# Lampe should absolutely make our roster



## ShuHanGuanYu (Feb 3, 2005)

When we have Pat Burke as our 10th player, why not have this guy on the roster? Should we pay a guy a minimum contract who is young and actually has a chance to improve or Pat Burke, a guy that is a stiff and will never be more than a stiff. He's a fun stiff to watch every once in awhile, but damn. Lampe is the same height as Burke, but has longer arms and is 12 years younger. If Amare goes down for awhile, I would absolutely want Lampe to step in rather than Burke. Just my take.


----------



## Mr. Hobbes (Jul 1, 2005)

What makes Lampe better than Skita?


----------



## GNG (Aug 17, 2002)

WTChan said:


> What makes Lampe better than Skita?


His name's cooler. Maciej. Sounds like Magic. What's Skita remind you of? Mosquitoes? A Lil' Jon song?


----------



## ShuHanGuanYu (Feb 3, 2005)

WTChan said:


> What makes Lampe better than Skita?


He's 30 pounds bigger, meaning he can actually be used to fill the lane whereas Nik definitely could not.

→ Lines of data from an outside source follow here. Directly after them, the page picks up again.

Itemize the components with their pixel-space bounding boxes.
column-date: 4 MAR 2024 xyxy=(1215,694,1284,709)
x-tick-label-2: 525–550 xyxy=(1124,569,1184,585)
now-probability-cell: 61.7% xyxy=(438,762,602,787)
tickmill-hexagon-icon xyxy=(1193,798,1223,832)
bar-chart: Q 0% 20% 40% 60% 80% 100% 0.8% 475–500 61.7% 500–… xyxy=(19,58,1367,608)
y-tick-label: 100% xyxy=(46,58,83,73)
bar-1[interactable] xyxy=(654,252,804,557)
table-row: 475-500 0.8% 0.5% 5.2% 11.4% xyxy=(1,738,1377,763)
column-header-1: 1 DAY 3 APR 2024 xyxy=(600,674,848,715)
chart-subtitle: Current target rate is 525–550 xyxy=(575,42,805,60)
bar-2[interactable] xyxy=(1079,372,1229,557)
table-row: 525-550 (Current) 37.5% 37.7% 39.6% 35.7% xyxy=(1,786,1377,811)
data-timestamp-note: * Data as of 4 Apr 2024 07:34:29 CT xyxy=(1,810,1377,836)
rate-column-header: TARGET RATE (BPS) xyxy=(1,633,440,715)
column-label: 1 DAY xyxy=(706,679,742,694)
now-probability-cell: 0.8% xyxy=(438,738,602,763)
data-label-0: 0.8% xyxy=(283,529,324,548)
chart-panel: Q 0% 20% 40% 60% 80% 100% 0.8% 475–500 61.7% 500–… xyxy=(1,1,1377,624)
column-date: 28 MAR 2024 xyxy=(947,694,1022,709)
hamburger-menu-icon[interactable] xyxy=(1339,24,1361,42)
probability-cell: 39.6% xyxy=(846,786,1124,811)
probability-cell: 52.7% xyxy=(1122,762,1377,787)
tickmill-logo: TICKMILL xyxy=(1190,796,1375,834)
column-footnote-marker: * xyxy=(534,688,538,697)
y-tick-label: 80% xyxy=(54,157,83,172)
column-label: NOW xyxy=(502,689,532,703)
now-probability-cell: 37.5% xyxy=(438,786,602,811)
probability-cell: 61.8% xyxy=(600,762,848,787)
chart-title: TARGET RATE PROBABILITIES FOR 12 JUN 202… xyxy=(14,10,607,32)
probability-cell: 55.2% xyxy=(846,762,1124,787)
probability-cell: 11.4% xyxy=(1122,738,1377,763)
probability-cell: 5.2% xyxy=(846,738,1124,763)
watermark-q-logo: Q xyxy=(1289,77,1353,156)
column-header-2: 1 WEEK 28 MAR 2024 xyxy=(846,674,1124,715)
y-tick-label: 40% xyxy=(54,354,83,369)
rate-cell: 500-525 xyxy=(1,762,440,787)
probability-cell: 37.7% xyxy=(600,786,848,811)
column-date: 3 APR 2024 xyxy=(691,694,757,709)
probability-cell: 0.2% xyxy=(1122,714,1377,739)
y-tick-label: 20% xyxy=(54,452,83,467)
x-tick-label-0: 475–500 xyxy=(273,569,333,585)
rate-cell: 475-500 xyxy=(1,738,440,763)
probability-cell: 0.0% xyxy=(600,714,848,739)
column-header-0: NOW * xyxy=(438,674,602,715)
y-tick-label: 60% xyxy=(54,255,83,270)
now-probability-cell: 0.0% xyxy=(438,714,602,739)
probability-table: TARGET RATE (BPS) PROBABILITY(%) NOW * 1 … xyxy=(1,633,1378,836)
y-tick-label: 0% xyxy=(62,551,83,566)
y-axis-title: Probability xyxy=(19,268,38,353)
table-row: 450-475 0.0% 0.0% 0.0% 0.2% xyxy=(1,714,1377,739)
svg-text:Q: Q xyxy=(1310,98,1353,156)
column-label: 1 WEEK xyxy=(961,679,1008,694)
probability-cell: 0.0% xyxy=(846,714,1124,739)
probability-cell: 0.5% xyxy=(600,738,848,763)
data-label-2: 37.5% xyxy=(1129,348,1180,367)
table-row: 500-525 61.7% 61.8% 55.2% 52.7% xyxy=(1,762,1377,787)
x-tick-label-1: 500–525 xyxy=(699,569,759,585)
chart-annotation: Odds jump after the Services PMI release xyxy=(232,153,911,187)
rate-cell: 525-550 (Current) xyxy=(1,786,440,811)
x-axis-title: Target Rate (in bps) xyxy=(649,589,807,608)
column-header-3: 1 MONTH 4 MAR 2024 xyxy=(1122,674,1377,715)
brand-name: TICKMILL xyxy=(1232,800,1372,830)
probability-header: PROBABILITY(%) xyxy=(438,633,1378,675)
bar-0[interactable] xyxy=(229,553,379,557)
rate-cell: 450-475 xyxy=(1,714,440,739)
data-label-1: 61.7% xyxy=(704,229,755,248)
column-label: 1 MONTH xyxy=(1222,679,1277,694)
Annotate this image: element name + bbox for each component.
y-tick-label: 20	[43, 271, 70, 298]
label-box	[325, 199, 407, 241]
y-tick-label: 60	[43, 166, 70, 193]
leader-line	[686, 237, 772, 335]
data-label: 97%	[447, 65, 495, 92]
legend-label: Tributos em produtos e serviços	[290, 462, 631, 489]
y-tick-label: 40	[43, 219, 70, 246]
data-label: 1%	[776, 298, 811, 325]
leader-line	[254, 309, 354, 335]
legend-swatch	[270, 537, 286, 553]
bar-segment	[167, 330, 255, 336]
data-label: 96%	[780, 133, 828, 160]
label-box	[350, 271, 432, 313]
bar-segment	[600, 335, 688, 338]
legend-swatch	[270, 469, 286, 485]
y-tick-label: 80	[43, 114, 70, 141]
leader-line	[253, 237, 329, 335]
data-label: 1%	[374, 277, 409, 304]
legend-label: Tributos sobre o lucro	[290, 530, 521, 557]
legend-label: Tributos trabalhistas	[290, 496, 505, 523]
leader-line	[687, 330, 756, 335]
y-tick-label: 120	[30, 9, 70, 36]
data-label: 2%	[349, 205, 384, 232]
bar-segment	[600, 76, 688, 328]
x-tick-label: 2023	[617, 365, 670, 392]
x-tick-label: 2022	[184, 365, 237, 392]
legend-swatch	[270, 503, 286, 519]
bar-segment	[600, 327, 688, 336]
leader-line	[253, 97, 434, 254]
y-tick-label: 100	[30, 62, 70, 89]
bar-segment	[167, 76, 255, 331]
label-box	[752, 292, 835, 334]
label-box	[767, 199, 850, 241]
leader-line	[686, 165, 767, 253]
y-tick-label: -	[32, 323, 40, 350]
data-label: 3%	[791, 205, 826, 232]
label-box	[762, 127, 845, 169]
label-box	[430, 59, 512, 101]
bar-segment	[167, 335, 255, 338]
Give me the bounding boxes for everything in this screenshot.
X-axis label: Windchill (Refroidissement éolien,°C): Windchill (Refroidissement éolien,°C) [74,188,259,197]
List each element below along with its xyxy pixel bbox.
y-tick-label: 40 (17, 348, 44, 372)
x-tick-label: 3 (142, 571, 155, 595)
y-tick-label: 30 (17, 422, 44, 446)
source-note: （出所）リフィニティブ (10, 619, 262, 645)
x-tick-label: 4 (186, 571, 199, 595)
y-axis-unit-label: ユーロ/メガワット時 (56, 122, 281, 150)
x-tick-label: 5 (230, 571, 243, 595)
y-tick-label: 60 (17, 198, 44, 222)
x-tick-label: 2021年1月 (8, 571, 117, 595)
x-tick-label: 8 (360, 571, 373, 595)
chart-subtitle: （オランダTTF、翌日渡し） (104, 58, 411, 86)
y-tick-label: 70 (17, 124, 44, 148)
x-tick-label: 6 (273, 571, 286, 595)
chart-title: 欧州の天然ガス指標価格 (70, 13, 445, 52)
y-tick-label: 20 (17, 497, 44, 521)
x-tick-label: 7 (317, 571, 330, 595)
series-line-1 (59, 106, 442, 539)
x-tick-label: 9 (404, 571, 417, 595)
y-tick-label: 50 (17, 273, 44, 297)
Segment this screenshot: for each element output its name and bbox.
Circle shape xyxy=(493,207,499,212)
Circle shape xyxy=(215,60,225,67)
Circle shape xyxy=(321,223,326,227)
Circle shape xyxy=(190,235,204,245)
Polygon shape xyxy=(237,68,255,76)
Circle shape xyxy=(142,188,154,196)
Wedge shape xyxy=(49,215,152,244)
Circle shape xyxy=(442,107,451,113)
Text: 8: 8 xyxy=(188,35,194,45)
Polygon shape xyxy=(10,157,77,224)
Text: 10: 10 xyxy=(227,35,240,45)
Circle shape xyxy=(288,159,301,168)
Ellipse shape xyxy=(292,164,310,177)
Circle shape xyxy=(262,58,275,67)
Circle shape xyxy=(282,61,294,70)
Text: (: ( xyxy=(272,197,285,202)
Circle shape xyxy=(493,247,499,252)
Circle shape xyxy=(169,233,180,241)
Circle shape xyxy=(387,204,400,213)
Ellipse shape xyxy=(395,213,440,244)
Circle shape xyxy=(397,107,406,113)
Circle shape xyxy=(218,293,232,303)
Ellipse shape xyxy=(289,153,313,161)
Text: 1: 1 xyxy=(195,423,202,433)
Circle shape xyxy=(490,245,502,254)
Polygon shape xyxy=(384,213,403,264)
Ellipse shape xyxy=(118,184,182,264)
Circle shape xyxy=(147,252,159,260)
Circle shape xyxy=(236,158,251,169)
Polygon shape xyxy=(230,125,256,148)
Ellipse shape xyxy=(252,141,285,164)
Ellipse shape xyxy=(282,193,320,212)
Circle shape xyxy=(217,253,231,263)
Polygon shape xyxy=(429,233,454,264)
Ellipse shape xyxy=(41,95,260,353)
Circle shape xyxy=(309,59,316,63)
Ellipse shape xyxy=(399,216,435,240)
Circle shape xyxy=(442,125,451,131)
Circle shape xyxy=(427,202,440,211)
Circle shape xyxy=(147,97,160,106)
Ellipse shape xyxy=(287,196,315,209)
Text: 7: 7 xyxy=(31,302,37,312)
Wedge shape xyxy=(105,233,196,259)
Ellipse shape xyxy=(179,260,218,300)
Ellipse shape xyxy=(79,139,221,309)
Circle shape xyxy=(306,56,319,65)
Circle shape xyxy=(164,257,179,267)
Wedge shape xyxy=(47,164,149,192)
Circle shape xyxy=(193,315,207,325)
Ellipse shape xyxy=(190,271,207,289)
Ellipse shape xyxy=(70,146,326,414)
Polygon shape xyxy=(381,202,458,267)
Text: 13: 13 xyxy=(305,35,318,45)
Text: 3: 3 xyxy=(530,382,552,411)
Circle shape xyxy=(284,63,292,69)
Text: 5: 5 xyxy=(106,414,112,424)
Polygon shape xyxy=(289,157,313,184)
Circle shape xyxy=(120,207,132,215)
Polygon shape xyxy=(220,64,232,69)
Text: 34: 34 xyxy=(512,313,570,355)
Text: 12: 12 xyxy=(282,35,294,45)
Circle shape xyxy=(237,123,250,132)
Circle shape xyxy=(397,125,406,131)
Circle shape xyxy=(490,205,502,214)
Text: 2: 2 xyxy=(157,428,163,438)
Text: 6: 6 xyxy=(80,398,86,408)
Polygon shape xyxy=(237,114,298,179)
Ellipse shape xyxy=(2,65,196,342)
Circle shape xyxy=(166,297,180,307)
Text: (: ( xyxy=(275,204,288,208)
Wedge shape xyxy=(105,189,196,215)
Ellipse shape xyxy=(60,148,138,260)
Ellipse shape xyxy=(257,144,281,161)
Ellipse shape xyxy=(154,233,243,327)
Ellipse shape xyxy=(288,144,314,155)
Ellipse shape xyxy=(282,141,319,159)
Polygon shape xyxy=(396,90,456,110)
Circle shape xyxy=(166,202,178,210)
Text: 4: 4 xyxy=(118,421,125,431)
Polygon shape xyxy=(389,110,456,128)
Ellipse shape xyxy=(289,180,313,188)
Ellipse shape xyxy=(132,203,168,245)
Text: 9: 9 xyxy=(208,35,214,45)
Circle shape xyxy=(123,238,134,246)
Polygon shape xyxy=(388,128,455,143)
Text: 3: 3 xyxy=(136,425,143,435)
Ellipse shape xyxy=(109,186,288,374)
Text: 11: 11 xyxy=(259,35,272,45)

Not saying he's a banger, but he is stronger. Both are slow, but Tskitishvili is slower. Plus, I actually think Lampe is a better mid range shooter.


----------



## Tersk (Apr 9, 2004)

Rawse said:


> His name's cooler. Maciej. Sounds like Magic. What's Skita remind you of? Mosquitoes? A Lil' Jon song?


Skeet Skeet Skeet

:laugh:


----------



## Dissonance (Jul 21, 2004)

Yeah, I hope he does make it. Lampe, yeah is better than Skita.


But I have NO idea why we gave Burke a player option. It should've been a team option. Of course, he picked it up, so he can get paid. He's not gonna get it anywhere else..


----------



## ShuHanGuanYu (Feb 3, 2005)

I don't see why a minimum deal with the second year a team option wouldn't work for Lampe, since he seems to want to be back here. It's either that or sign an old vet who isn't going to play, so that the league will pay most of the salary.


----------



## BootyKing (Apr 7, 2005)

*BRING IN THE MAGIC LAMP*


----------



## deannahum (Aug 7, 2003)

Lampe had 19 pts 8 boards on 8/8 shooting against Detroit 2night in Vegas... we need a type of man who can defend big guys and shoot from outside... i think he is perfect... also we must sign Ruben Douglas... great shooter and scorer... Bulleri also very good point guard.. can run the floor and defend.. makes good decsicions... excellent shooter...

if im Mike Dantoni, i sign Bulleri, Douglas and Lampe... and maybe try to get some quality SF as well in a trade...


----------



## Zei_Zao_LS (Apr 1, 2005)

I've loved Lampe's game (and it's deficiencies!) since I first saw him play. He's basically automatic from 15-18 feet, and people leave him open so he can get it on the pick-and-pop at will.

He also looks like he's gotten stronger and has learned a bit more about the game, so here's to hoping we sign the Magic Lamp!


----------



## Mr. Hobbes (Jul 1, 2005)

Rawse said:


> His name's cooler. Maciej. Sounds like Magic. What's Skita remind you of? Mosquitoes? A Lil' Jon song?


Good point. I think he should make the roster.


----------



## rdm2 (Sep 17, 2005)

Rawse said:


> His name's cooler. Maciej. Sounds like Magic. What's Skita remind you of? Mosquitoes? A Lil' Jon song?


Ejaculation. Unfortunately.

One time during a game Skita made a bucket and Marjele celebrated by saying SKEET SKEET SKEET. 

Worst comment ever, Dont think he knew what he was saying.


----------



## Kekai (Jan 12, 2005)

Didnt lampe have an attitude problem? He seems cocky to me and if i remember right, he got into a fight with amare when he was here right?


----------



## GNG (Aug 17, 2002)

WTChan said:


> Good point. I think he should make the roster.


Maciej, Maciej Man...I want to be...a Maciej Man...

[repeat]


----------



## Zei_Zao_LS (Apr 1, 2005)

Kekai said:


> Didnt lampe have an attitude problem? He seems cocky to me and if i remember right, he got into a fight with amare when he was here right?


I can't recall anything about Lampe rubbing wrong on much anybody. In fact, as I understand it, he's shy and probably a little under-cocky. So... unlikely.


----------



## Cager (Jun 13, 2002)

I saw Lampe play twice this week in Vegas and I was impressed. He is definitely ready to contribute to some team this year and perhaps be a startewr sometime in his NBA career. Thewre is no comparison to Skita. Lampe is a man and seems to understand the game now and enjoys playing.


----------



## Kekai (Jan 12, 2005)

Zei_Zao_LS said:


> I can't recall anything about Lampe rubbing wrong on much anybody. In fact, as I understand it, he's shy and probably a little under-cocky. So... unlikely.


I hope so, because amare would knock the s*** out of him lol


----------